This measurement is way more accurate than wattage. I just figured it up and i run 22000 lumens per square foot. OUCH


----------



## White Widow (Aug 10, 2008)

more light is always better


----------



## Hick (Aug 10, 2008)

> This measurement is way more accurate than wattage. I just figured it up and i run 22000 lumens per square foot. OUCH
> __________________


.WoW~!!!!!


----------



## Mr.Wakenbake (Aug 10, 2008)

yeah i have no problems with PENETRATION...... NOR do i have problems with bleaching . 

A sog is going to ensue in that space and those lumens will be enjoyed at a cool 77 degrees.

Do i have too much light?


----------



## IllusionalFate (Aug 11, 2008)

Mr.Wakenbake said:
			
		

> ...But depending on the distance of the lights to the plants, the amount of energy or light that actually reaches the plants is reduced and degraded with distance.Therefore the wattage measurement fails you because it doesn't take into account how fast light degrades on distance from the source.
> 
> Yet again another reason why W per square foot should be ditched for Lumens per square foot.


The number of total lumens in your grow room tells just as little about light degredation as total watts does. Let's use a Hortilux HPS bulb, a bulb both you and I use, as an example:

600W: 88,000 lumens
1000W: 145,000 lumens

With a 6000W grow room, six 1000W lamps would amount to a total of 870,000 lumens. Ten 600W lamps would amount to 880,000 lumens, which is nearly identical statistics... this doesn't tell me at all which would be the more effective light setup.

But with this, you raise an excellent point; 1000W lamps can be several feet away from the edges of the growroom, making it impossible to get nearly as much useable light to the outside plants as there is to the plants directly beneath. One could argue that a 1000W lamp is almost twice as bright and has a lot more of an effective radius (light penetration) than a 600W. But also a case can be made for the 600W that instead of wasting the lumens because of the bulb being so far away, the more even spread of light brings those lumens to the tops of more plants.

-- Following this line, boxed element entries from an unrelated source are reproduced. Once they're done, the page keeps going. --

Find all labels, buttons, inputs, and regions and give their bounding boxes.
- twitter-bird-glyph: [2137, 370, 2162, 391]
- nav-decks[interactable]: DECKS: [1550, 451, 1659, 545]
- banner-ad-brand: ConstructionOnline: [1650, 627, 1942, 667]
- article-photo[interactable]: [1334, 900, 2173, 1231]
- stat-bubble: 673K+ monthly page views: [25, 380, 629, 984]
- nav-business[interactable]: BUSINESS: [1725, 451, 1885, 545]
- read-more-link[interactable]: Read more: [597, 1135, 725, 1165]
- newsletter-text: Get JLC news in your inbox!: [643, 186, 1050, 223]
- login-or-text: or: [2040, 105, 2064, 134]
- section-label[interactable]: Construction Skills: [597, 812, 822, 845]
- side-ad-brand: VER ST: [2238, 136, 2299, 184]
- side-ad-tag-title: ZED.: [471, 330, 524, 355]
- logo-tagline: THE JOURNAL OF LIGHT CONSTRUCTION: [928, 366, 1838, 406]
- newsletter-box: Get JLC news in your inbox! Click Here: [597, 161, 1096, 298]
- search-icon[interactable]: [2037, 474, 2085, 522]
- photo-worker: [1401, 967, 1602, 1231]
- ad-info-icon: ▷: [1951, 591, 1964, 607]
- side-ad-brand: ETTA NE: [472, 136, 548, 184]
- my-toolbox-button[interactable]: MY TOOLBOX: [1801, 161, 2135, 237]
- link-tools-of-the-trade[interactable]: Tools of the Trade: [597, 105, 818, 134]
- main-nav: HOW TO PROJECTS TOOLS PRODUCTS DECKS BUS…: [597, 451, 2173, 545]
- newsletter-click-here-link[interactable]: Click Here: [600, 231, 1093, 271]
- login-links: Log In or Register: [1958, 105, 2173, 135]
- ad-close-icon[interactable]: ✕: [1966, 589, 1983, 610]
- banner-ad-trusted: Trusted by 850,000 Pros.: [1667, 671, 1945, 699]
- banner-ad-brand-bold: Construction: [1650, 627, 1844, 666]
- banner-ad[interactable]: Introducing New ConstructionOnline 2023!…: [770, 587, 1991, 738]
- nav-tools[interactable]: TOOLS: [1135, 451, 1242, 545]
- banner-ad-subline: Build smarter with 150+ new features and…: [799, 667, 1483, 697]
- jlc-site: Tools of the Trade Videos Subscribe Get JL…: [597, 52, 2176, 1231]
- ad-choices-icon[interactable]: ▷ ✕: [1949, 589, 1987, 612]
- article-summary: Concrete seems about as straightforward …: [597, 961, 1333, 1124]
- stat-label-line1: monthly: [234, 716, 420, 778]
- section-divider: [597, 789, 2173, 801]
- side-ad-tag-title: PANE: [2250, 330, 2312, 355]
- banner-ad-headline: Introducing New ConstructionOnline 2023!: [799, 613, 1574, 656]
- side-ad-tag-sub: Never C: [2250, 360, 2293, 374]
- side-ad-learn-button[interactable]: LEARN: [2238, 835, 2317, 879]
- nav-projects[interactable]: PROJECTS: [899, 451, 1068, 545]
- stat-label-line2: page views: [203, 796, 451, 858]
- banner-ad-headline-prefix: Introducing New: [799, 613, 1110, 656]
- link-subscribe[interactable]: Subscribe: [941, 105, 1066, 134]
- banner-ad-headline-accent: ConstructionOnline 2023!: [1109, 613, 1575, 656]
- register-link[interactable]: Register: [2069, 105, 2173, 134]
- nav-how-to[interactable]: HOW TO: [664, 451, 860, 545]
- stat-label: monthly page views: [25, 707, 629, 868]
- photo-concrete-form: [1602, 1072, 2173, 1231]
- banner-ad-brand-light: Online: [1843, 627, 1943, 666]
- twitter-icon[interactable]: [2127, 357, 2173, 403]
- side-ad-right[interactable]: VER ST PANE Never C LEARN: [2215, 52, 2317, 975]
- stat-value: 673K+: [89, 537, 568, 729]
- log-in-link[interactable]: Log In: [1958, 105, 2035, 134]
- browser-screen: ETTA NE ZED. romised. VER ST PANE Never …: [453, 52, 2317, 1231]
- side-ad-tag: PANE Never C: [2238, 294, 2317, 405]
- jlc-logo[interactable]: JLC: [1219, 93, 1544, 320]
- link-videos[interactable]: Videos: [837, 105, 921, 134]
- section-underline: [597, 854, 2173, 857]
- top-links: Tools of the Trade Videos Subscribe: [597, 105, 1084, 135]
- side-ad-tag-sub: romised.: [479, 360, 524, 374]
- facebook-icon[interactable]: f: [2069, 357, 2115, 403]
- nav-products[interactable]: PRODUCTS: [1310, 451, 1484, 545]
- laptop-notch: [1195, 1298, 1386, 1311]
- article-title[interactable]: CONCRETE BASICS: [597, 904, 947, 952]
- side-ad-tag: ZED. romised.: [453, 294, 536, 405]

I'm eager to find out the answer to this, without it I'll be hesitant to start the construction of my next grow room.


----------



## 420FREEDOM (Aug 11, 2008)

Hey WANTING.  get an HPS.   Get a $15 thermometer and hygrometer. Use as much light as you can afford to over your space and be able to keep the room no warmer than  80degrees, ever.  The more light is always better.   Use the most you can without getting the room too hot. More plants together gets bigger top buds   or grow a few monsters, yields are really about the same, per wattage, I've found.  Fewer plants IMO are easier to take care of.
i use 600 watts over 6X6ft room- with 4 plants and an AC in the room.


----------